U.S. gross domestic product grew 2.5 percent in the first quarter, the same as the government estimated a month ago, and pending home sales rose in April from a year earlier, reports will show today, according to Bloomberg News surveys of economists.
‘Other Opportunities’
Goldman Sachs will “be looking for other opportunities to trade the market from the short side on evidence that the economy is continuing to expand and that inflation is turning upward,” Francesco Garzarelli, co-head of macro and markets research in London, wrote in a client note dated yesterday. A short position is a bet that the price of a security will drop.
That was after the company recommended investors take profit on a tactical short position adopted when the Treasury 10-year yield was at 1.76 percent, he wrote.
The last sale of seven-year notes on April 25 drew bids for 2.71 times the amount of debt available.
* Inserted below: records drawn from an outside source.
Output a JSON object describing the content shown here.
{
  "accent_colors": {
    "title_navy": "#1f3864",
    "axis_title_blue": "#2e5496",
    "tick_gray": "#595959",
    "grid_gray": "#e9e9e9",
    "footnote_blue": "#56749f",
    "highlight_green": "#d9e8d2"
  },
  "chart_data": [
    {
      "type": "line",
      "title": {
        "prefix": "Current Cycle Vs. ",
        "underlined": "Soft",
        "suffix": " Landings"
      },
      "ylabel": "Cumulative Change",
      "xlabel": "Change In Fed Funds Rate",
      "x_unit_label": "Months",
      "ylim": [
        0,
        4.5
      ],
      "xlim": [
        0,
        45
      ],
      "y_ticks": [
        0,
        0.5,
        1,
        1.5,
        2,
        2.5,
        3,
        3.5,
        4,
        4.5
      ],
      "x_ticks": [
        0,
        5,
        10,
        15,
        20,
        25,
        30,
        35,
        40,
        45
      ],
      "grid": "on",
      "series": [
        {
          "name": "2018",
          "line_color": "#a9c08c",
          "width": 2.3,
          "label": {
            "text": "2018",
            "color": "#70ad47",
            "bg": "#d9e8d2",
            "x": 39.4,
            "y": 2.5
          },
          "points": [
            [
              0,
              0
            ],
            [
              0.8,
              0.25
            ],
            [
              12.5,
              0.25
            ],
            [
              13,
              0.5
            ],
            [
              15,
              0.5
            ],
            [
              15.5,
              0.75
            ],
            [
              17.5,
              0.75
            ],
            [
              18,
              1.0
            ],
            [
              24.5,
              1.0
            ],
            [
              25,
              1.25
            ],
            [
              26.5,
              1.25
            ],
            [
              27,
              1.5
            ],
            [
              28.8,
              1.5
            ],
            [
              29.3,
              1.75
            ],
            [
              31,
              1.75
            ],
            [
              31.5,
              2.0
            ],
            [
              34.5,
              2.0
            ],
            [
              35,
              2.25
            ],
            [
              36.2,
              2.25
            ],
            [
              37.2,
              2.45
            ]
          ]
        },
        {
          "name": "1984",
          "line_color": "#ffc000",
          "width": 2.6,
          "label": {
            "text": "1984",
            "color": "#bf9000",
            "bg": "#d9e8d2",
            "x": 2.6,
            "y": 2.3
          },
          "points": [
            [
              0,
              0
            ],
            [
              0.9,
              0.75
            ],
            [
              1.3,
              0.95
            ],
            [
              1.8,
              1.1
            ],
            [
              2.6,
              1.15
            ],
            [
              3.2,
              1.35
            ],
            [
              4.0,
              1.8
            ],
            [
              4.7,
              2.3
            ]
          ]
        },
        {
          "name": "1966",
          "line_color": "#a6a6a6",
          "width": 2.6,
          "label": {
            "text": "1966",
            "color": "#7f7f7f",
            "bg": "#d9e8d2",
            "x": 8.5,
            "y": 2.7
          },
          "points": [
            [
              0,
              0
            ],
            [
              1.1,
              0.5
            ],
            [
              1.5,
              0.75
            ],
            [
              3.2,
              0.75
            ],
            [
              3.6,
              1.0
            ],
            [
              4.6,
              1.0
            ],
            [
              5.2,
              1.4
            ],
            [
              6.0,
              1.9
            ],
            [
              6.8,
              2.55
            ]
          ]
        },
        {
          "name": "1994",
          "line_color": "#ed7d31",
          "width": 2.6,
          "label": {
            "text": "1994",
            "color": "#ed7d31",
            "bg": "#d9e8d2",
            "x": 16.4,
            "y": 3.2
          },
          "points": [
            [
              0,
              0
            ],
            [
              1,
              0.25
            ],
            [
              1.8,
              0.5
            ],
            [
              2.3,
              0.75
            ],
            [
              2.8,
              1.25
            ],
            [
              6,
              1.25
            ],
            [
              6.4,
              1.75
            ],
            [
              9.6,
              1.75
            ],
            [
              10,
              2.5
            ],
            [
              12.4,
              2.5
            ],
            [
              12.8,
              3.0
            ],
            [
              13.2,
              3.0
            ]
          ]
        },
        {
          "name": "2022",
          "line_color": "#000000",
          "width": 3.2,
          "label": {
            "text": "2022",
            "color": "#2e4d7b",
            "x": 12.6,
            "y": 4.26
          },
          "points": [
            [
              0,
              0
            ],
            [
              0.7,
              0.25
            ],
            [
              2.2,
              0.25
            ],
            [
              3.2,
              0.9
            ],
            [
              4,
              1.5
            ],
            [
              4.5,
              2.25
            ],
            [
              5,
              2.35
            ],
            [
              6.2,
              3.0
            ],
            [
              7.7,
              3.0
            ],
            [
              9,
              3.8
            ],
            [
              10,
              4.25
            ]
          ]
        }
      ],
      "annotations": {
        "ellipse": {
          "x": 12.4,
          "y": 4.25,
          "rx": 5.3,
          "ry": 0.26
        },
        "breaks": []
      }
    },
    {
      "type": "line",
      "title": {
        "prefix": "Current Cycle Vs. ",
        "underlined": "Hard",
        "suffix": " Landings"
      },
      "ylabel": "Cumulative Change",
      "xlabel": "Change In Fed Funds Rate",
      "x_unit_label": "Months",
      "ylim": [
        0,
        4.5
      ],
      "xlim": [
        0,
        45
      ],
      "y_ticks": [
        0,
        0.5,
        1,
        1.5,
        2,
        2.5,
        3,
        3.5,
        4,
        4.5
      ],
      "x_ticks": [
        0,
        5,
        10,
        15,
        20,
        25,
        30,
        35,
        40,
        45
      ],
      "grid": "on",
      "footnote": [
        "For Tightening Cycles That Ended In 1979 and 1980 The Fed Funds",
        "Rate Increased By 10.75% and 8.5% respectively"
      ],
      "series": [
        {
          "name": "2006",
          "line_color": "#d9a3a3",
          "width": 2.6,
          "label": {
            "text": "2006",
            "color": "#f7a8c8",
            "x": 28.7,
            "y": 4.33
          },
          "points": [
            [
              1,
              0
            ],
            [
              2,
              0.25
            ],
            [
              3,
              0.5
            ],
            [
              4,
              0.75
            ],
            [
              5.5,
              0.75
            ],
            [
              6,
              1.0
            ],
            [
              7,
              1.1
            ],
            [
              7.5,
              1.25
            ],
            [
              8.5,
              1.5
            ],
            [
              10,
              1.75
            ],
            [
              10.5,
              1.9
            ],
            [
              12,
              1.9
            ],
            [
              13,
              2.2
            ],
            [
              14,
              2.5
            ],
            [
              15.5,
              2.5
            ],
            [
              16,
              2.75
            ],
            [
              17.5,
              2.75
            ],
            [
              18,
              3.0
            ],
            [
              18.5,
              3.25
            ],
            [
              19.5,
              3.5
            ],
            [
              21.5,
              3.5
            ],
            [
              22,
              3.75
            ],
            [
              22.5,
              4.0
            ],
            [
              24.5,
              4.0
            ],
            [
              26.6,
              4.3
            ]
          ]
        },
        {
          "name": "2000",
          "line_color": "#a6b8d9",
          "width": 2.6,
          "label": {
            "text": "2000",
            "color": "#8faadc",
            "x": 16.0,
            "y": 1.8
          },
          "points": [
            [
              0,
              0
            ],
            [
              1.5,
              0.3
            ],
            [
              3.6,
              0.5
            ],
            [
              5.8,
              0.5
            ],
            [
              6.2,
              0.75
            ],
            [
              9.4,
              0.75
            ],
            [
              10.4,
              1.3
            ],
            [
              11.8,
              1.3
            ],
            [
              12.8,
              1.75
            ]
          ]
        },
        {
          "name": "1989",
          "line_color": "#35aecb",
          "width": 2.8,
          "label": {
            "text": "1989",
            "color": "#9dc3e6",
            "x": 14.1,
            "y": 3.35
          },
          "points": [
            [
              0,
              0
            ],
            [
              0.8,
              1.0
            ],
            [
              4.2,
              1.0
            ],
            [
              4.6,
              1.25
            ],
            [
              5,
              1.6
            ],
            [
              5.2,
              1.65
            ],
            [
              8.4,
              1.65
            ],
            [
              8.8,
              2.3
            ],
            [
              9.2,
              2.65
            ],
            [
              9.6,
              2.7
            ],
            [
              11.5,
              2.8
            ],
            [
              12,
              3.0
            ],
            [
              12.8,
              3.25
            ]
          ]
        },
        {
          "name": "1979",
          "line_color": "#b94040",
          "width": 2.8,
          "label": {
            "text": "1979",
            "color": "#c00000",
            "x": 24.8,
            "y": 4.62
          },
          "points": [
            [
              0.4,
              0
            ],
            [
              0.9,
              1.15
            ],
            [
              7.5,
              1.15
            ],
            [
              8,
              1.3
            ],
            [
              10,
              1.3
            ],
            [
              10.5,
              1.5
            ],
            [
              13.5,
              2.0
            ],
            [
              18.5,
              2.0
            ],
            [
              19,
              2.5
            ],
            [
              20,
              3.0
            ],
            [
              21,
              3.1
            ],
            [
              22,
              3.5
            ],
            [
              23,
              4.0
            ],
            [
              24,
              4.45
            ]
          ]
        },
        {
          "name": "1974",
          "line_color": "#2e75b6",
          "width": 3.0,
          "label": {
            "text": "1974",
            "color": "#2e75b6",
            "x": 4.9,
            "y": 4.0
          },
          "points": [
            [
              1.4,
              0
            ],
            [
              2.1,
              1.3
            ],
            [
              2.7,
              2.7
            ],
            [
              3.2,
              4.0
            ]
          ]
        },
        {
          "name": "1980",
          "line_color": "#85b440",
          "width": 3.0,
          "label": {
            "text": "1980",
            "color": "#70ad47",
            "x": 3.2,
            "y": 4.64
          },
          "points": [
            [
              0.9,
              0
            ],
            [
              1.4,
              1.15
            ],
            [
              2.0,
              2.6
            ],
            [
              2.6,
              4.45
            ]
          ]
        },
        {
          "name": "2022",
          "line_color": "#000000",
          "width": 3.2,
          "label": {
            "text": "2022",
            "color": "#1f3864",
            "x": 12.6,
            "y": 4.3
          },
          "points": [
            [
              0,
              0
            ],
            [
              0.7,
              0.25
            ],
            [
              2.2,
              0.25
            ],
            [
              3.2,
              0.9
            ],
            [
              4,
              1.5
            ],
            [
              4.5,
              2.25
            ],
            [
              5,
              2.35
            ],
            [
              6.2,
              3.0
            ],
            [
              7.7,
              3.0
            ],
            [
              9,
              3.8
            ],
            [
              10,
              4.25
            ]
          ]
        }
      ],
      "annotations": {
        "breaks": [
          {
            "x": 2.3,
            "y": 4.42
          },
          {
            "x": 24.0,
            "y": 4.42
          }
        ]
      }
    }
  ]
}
The average for the past 10 auctions of this maturity is 2.67. The securities being sold today yielded 1.52 percent in pre-auction trading.
A $35-billion sale of five-year notes yesterday attracted the most interest from non-primary dealer investors since at least 2003 as higher yields bolstered demand.
Volatility Climbs
Treasury volatility as measured by the Bank of America Merrill Lynch MOVE index rose to 81.22 yesterday, the highest level in almost a year.
Treasury yields show inflation expectations fell to a nine-month low.
The difference between yields on 10-year notes and same-maturity Treasury Inflation Protected Securities, a gauge of trader expectations for consumer prices over the life of the debt, narrowed to 2.20 percentage points today, the smallest gap since August.
“Treasuries are relatively cheap,” said Kim Youngsung, the head of fixed income in Seoul at Samsung Asset Management Co., South Korea’s largest private bond investor with the equivalent of $100 billion in assets. “I don’t think the U.S. is going to have a high inflation rate.”
The Fed’s preferred measure of inflation, the personal consumption expenditures deflator, rose 0.8 percent in April from 12 months earlier, based on a Bloomberg survey of economists before the Commerce Department reports the figure tomorrow. It would be the smallest increase since October 2009.
Personal spending was unchanged in April from March, the report may also show, according to the surveys.